Rodi fulgida d'or, nudrice antica D'alme guerriere, e al cui superbo grido Non reggeva giammai forza nemica, Ove ogni industria, ogni valor fea nido, Sparsa è per terra; ed avverrà, che dica Nocchier tra l'onde costeggiando il lido: L'alta reggia dì Rodi era in quel loco Quando il fier Ottoman la diede al foco.

XXVII

Signor, da' Rodïan tanta difesa Fecesi un tempo, e sì schernîr sua vita, Che stanco il Turco di fornir l'impresa Omai la speme avea quasi smarrita; Ed ecco fama vivamente intesa Fu per ciascun, ch'a noi veniva aìta: Un Italico re, franco, feroce Mosso già s'era a navigar veloce.

XXVIII

Regge il Piemonte; e tra guerrieri acciari Gode sudando; e sol di gloria ha brama; E sangue di mille avi al mondo chiari, Chiaro risplende, ed AMEDEO si chiama; Or sì fatto campion solcare i mari, Ascoltando Ottoman cantar la fama, Di prevenir suoi corsi il prese cura; Schierò le genti ed assaltò le mura.

XXIX

Non sì tosto il mattin l'ombre disperse, Che udissi all'armi. Ogni guerrier cristiano Intrepido a la morte il petto offerse, E vittoria cercò con nobil mano.

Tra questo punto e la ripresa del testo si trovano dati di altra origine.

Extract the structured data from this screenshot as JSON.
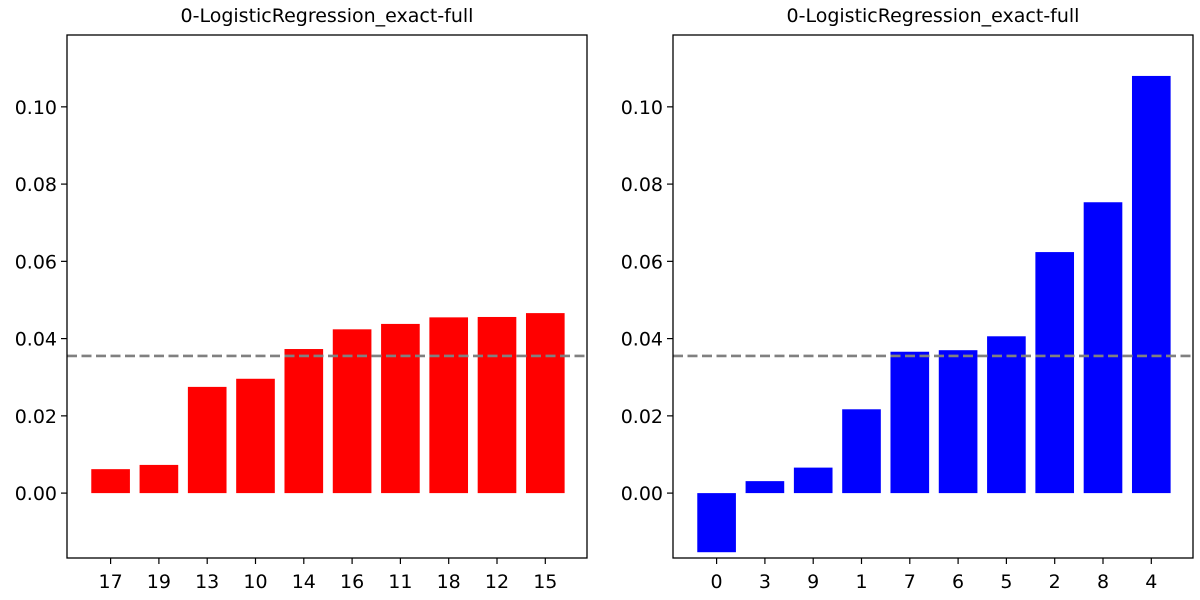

Aspramente pugnossi, al fine aperse Varco ne la città l'empio Ottomano A' suoi popoli ingordi, onde repente Dentro inondò l'abbominevol gente.

XXX

Sparsero i Rodïan gemiti e pianti: Ma del rio vincitor le man spieiate Da per tutto spargean fochi fumanti, Non perdonando a le magion sacrate. Io, che nel tempio con umìl sembianti A la corte del ciel chiedea pietate, Fra 'l rimbombo de i gridi e de gli ardori, Piena di ghiaccio il cor, men venni fuori.